Heute helfe ich als Lektorin – und damit als indirekt Fantasy-Schaffende – dabei, weibliche Helden entstehen zu lassen. Wenn ich mich mit einem neuen Buchprojekt beschäftige, stechen mir bereits auf Exposébasis jene Geschichten ins Auge, die eine starke Protagonistin im Zentrum haben. Wenn ich eine Heldin als zu „schwach“ empfinde – was aus Lektorensicht nicht mit oberflächlicher oder gar körperlicher „Schwäche“ zu tun hat, sondern eher mit nicht ausreichender Identifikationsstärke für den Leser, unklarer Motivation oder zu geringer Fallhöhe –, dann sage ich das dem Autor und wir arbeiten zusammen am Aufbau der weiblichen Heldin. Auf die Frage, ob wir zu wenig starke Frauenfiguren in der Phantastik haben, kann ich das auch als Lektorin verneinen. Die Projekte, die ich einkaufe und betreue, zeichnen sich gerade dadurch aus, dass sie von spannenden, inspirierenden, polarisierenden und deshalb überzeugenden Protagonistinnen erzählen. Aktuelle Beispiele sind Kiera Brennans „Die Herren der Grünen Insel“, Heike Knaubers „Najaden – Das Siegel des Meeres“, Anne Trojas „Rheanne – An Bord der Adlerschwinge“ und ganz besonders C.E. Bernards „Palace of Glass“ – übrigens allesamt aus der Feder deutscher Autorinnen. Hätte ich deren Bücher als Jugendliche gelesen, hätte ich in Róisín, Meliaé, Rheanne und Rea echte und wertvolle Vorbilder gesehen.

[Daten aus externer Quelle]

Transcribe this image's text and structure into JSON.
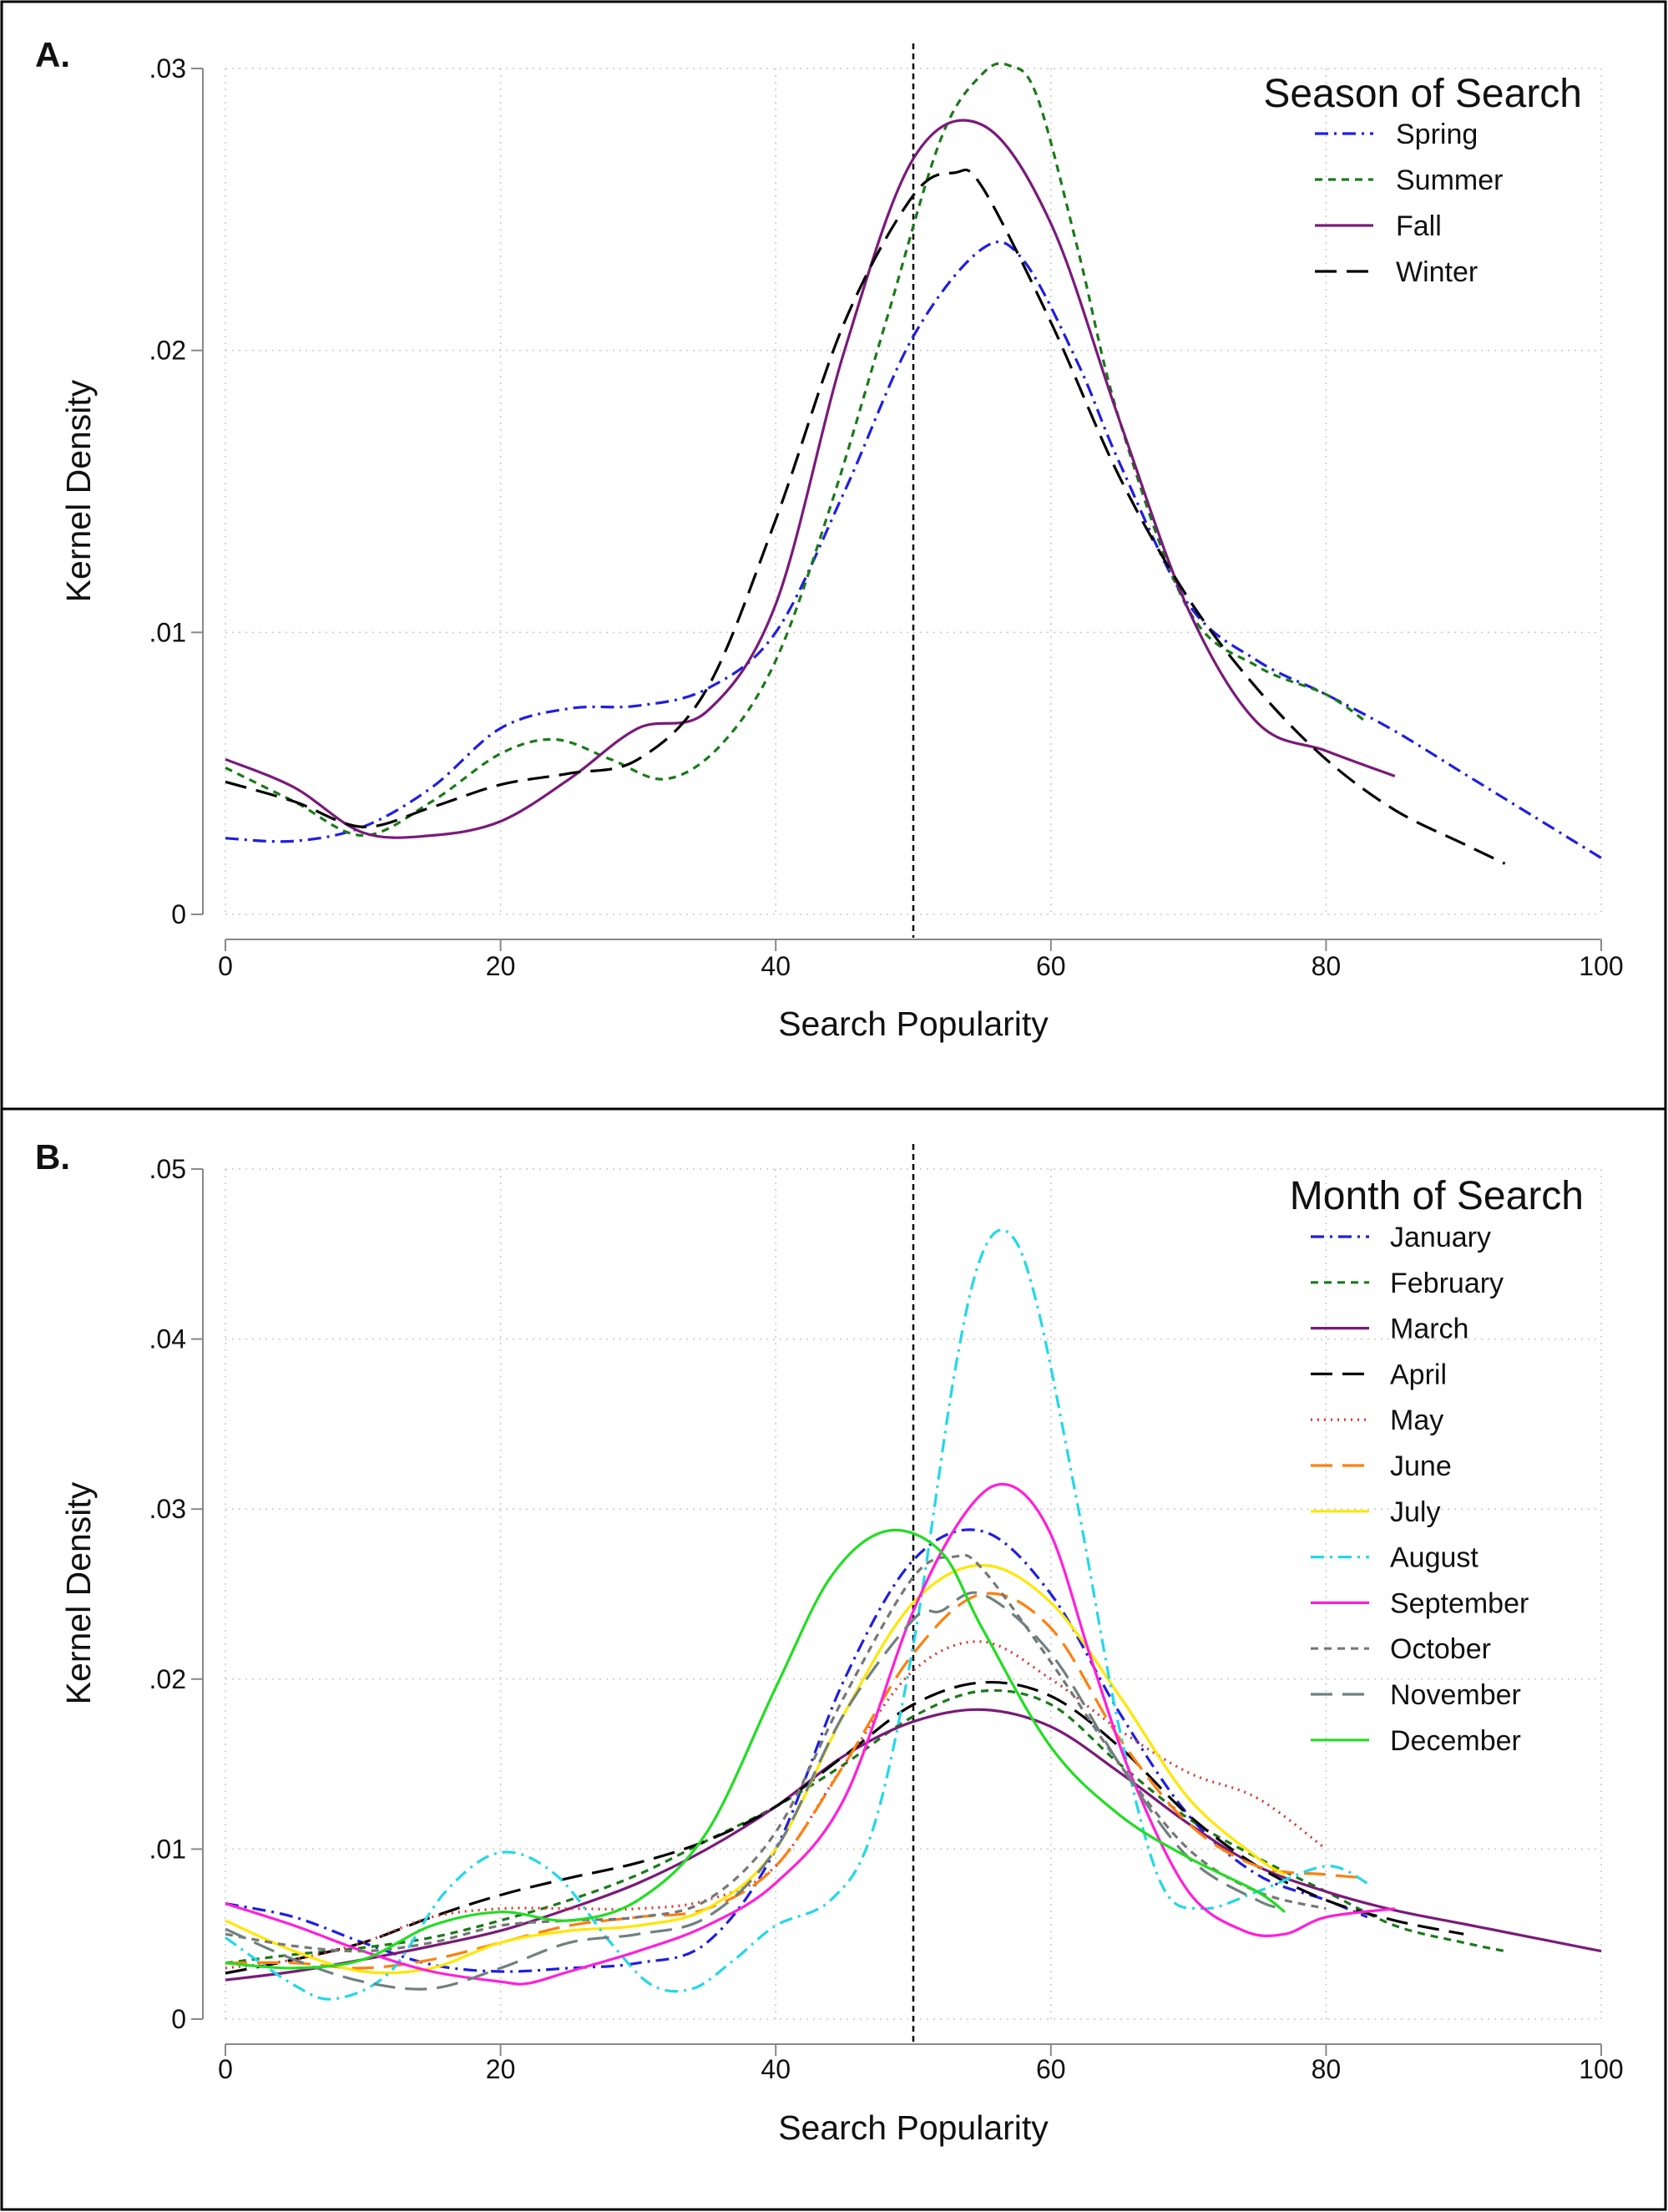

Egal ob es um die Zahl der Autorinnen, Protagonistinnen, Leserinnen oder Frauen im Buchbusiness geht: Wenn die Frage ist, ob Weiblichkeit in der Phantastik ausreichend repräsentiert wird, würde ich sie privat wie beruflich mit Ja beantworten.

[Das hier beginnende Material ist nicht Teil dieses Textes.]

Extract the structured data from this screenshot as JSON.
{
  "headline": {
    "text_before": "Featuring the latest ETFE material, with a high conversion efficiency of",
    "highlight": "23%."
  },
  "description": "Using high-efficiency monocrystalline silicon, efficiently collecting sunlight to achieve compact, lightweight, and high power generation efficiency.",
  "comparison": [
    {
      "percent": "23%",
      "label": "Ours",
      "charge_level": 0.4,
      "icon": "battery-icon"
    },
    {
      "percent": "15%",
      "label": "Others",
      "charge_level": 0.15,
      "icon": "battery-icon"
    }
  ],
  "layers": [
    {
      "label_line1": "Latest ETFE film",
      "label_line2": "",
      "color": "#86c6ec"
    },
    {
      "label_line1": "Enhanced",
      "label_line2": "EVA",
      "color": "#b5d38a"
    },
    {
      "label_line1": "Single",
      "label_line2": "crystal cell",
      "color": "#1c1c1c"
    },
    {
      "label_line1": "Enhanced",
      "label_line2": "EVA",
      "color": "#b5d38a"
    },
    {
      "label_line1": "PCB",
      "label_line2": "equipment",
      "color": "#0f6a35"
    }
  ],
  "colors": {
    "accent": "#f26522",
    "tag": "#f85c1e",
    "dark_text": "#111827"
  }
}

Das Problem liegt für mich anderswo: Wir müssen uns genau ansehen, welche Frauenfiguren in Fantasyformaten auftauchen, die vorranging nicht von Frauen, sondern von Männern rezipiert werden. Was ist mit Star Wars, Star Trek, Lego, Minecraft, Tombraider, Marvel, DC? Welche Stereotypen von Weiblichkeit werden (re)produziert, wenn es nicht primär um Identifikationsflächen für Frauen geht?

Wie problematisch ich die Darstellung von Ray und Jyn in Star Wars finde, habe ich in einem eigenen Artikel formuliert (https://whyrealitysucks.com/2017/01/13/star-wars-frauen/) – darüber hinaus kann man aber zahlreiche andere Frauen in Fantasyfiktionen für Männer ob ihres Repräsentationspotenzials anzweifeln. Ist beispielsweise Rachel Dawes in den Batman-Verfilmungen mehr als die stereotype Damsel-in-Distress? Nein. Was hat Lara Croft noch zu bieten, wenn ihre Oberweite auf normale Größe schrumpft? Nichts. Welche dunkle Seite verbirgt eigentlich Wonder Woman? Keine. Die Macher dieser Formate sind meiner Meinung nach diejenigen, deren Aufgabe es ist, weibliche Helden so darzustellen, dass sie nicht nur für Frauen, sondern auch für Männer repräsentierbar sind – und nicht länger den Stereotypen zu entsprechen.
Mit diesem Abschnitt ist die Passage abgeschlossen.